今年の4月は大雪であり,何年かぶりに蛍の大群が見られそうだと銀蔵は言う.竜夫は,首筋が火照るような思いがする.なぜなら,そのような年には蛍狩りに行こうと英子と約束していたからであった.


そのうちしばらくして,友人の関根と,父重竜が,立て続けに亡くなってしまう.連続であった日常に潜んでいた,不連続さと理不尽さ.竜夫は,死というものを受け入れ理解することができない.ただ,「死ということ,しあわせということ,その二つの漠然とした不安」が体の中で競りあがってくるように感じられた.そして父の死後,竜夫とその母の千代は,千代の兄を頼って大阪に行くことになった.

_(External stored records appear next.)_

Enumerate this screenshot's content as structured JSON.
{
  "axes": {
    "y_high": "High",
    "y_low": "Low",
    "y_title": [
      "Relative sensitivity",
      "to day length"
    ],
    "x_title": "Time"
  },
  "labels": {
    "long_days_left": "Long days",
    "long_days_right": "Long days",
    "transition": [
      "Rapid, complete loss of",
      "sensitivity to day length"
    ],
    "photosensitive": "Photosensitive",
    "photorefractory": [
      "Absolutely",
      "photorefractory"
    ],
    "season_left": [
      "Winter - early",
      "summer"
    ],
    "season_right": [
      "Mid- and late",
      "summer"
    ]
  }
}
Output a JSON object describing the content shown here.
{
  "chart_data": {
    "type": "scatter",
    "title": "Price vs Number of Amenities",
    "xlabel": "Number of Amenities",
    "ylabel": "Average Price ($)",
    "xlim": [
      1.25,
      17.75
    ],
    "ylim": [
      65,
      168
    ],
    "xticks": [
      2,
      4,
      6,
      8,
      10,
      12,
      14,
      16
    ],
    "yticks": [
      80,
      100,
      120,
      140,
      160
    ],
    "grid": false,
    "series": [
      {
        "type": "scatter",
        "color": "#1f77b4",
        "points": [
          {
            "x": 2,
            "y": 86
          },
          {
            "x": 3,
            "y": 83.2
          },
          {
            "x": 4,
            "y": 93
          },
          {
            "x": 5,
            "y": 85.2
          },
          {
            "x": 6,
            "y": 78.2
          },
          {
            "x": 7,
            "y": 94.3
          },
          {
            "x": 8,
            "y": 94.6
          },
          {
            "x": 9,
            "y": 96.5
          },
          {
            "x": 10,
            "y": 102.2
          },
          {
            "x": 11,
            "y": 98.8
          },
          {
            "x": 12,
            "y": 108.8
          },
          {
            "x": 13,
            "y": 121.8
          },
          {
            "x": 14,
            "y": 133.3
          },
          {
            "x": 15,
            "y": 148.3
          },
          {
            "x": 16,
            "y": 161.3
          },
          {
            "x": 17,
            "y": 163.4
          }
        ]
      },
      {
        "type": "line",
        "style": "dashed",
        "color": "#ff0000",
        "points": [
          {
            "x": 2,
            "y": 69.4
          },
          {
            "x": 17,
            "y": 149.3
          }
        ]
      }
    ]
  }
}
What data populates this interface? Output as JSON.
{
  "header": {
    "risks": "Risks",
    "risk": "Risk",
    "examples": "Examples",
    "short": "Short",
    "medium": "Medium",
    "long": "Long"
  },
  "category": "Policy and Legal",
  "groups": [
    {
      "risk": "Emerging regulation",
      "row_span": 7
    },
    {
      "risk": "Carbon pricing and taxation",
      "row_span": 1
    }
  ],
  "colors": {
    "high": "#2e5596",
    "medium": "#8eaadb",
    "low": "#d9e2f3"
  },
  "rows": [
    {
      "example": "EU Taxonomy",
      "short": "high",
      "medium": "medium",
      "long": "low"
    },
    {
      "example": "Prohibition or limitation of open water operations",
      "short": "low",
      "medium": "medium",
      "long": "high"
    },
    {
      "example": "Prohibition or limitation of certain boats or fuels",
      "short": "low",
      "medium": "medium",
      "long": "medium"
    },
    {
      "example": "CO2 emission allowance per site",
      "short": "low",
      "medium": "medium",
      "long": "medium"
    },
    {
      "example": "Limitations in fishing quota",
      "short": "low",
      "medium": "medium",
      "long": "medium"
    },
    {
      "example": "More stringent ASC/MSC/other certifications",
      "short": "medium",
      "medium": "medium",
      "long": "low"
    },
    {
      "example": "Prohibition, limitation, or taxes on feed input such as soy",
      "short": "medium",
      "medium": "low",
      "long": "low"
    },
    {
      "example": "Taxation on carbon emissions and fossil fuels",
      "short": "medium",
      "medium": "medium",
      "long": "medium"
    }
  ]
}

さまざまな思いを抱え,竜夫,英子,銀蔵,千代の4人は,蛍を見に行く.4人は,4月に大雪のあった年に現れるという蛍の大群を目指して,常願寺川の支流のいたち川を相当な距離歩いていく.そして彼らは見たのである.何万何十万もの蛍火が,川のそばでうねっているのを.


・・・蛍の大群は,滝壺の底に寂寞と舞う微生物の屍のように,はかりしれない沈黙と死臭を孕んで光の澱と化し,天空へ天空へと光彩をぼかしながら冷たい火の粉状になって舞いあがっていた・・・


このラストシーンを読んで,鳥肌が立ったのを覚えている.この風景の背後にあるのは,底なしに深い漆黒の闇であり,人を狂気にいざなうような無音の世界である.この闇は,作品の中で何度も投げかけられた死の影,というより死そのものに他ならない.その闇を背景に,何十万とも知れぬ蛍火が,あたかも一つの生き物であるかのようにうごめき舞い上がり,光のうねりとなっていく.この光景は,見るものに狂気と畏怖を感じさせずにはおかない.そして,この光の中の一つ一つの蛍の燐光を,それぞれ一人の人間の生の灯火と見ることもできよう.死の闇に抱かれた人間の生のささやかな炎(ほむら)が無数に集まり,光の川をなしていく.だが,この光の川は,それだけで光となることはない.死の闇なくしてはこの光は光たり得ないのである.我々は,無窮の闇を背景とした蛍の大群の狂気の乱舞に,生と死とが交わりあうもの,すなわち運命の深遠を垣間見て,ただ圧倒されるしかない.


「蛍川」は,宮本輝の自伝的要素の強い作品である.また,家族への思い,生あるいは性,死,等々,後の宮本輝の作品のモチーフがすべてここには込められている.


この作品を読んだ後,宮本輝の作品をむさぼるように読んだ.まさに惑溺したといってよい.それらの作品についてはまた書いてみたい.